Here’s a hypothesis for my economics-minded friends. The fundamental driver of economics is supply and demand. The more demand exceeds supply, the more profit a seller can demand from a buyer. And conversely, the lower demand is relative to supply, the less profit they can demand.
For instance, if I am selling a house in a hot Nashville market, I don’t have to take just *any* price. As a rational actor interested in maximizing my profit (hi Prof. Froeb!), I can bide my time and wait for a high bidder to come along. Conversely, if I’m selling in Flint MI, I would be wise to take the first semi-decent bid that comes along.
Let’s apply supply and demand to money itself. People want to borrow money (they are the “buyers”) and people who want to save money (they are the “sellers”). When the economy is booming, there are relatively more people borrowing than saving, so profits (ie, interest rates) go up. Conversely, if you’re in a Great Recession, more people are less interested in borrowing money, and profits (the interest rates) plunge.
Now, let’s look at the interest rate the US Government pays on 10 year treasuries, ie. the profit that lenders can charge our government to borrow their money:
Notice that, while it does fluctuate around a bit, over the past 30 years it has trended downward, no matter how the economy is doing or what political party is in office at that time. That implies that the cause of lower interest rates is something else. And it’s a relatively smooth, constant decent. Something long-term, not day-to-day, is causing that trend.
My idea (and I’m happy to consider alternatives if anyone has a better idea) is simply that there is more money, than there is places to stick that money. Supply and demand tells you that prices (interest rates) will go down, which is exactly what we see.
Over the past 30 years the world has gotten wealthier, so there’s more money sloshing around that people are trying to save, but the growth in investment opportunities hasn’t kept pace with the growth in capital, so lenders are being forced to accept smaller and smaller profits.
If true, it would seem to have a number of “interesting” consequences on people’s long-term investment strategies (I am sure there are many, many more which have not occurred to me, so share if something comes to you!):
- People complain about government having too much debt. The bond market, on the other hand, is saying (via continually decreasing interest rates) that the government doesn’t have nearly *enough* debt.Based on that signal, a future government will likely increase borrowing. As you eventually have to pay the butcher, and poor/middle class people don’t have a lot of money, this implies substantially higher taxes on the wealthy at some point.

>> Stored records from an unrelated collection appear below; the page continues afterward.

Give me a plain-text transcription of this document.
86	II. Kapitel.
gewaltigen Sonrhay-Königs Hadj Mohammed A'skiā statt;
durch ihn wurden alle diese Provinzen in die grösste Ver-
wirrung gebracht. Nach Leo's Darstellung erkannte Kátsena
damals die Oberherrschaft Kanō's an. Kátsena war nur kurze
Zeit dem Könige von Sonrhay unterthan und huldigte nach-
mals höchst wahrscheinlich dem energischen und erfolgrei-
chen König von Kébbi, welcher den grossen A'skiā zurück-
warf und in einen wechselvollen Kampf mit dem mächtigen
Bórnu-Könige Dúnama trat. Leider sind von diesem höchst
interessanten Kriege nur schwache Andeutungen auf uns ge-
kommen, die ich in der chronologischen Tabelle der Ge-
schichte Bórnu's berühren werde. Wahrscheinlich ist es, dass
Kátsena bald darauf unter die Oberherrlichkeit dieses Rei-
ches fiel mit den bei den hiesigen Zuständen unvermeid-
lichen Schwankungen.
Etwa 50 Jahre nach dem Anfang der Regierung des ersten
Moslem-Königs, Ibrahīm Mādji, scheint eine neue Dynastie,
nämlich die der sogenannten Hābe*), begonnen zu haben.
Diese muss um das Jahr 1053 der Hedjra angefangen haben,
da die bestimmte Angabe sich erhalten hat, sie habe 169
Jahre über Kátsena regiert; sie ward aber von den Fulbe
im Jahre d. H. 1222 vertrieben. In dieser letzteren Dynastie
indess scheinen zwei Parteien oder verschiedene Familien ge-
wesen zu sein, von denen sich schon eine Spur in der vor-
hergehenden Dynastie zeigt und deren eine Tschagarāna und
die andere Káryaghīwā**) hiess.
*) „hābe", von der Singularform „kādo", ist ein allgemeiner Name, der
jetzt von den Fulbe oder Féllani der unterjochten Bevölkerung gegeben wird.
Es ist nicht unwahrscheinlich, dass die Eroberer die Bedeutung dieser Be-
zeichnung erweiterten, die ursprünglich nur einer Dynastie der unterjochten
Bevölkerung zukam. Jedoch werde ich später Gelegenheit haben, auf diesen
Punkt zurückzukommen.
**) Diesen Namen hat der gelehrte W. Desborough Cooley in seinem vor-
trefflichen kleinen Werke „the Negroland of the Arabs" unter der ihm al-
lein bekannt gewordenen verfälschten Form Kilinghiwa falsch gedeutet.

- Interest rates can’t go below zero (ignoring the “carrying costs” of holding cash), as people would just stick cash under their proverbial mattress and earn 0% rather than loan it out at a loss. If the trend on the graph continues, the 10 year Treasury rate will be 0% around July, 2021.What happens to the economy when we are in a world where there is more money trying to be saved, than there is investments for it to be saved in? Do rich people stop saving as much and start spending a proportionally higher amount of their income (which would help stimulate the economy), or do they have a “run on mattresses” (which would not).
Would the Federal government start limiting the amount the uber-wealthy can invest to preserve sufficient investment opportunities for the poor and middle class to allow them to retire?
- The 10-12% return the stock market “always” delivered in the past, may be lower for the foreseeable future. Which means people will need to save more money than before to retire with the same lifestyle, and this will reduce consumption in the present. This will hit equity prices eventually (which are already trading at well above their historic norms).
The “savings glut” problem is further compounded by income inequality, but I don’t have any good ideas what that means yet. I’ll show you my Nobel Prize in Economics when I understand them both…
As I have both a 401K and a desire to retire before I’m 90, I would be *delighted* to be wrong, but haven’t seen any data that would dissuade me from my thesis. I’m not sure what the future holds (or else I’d be typing this from my secret volcano lair instead of my cubicle at work), but anyone who expects the next 30 years of economics/politics/investing to look like the previous 30 years is probably crazy.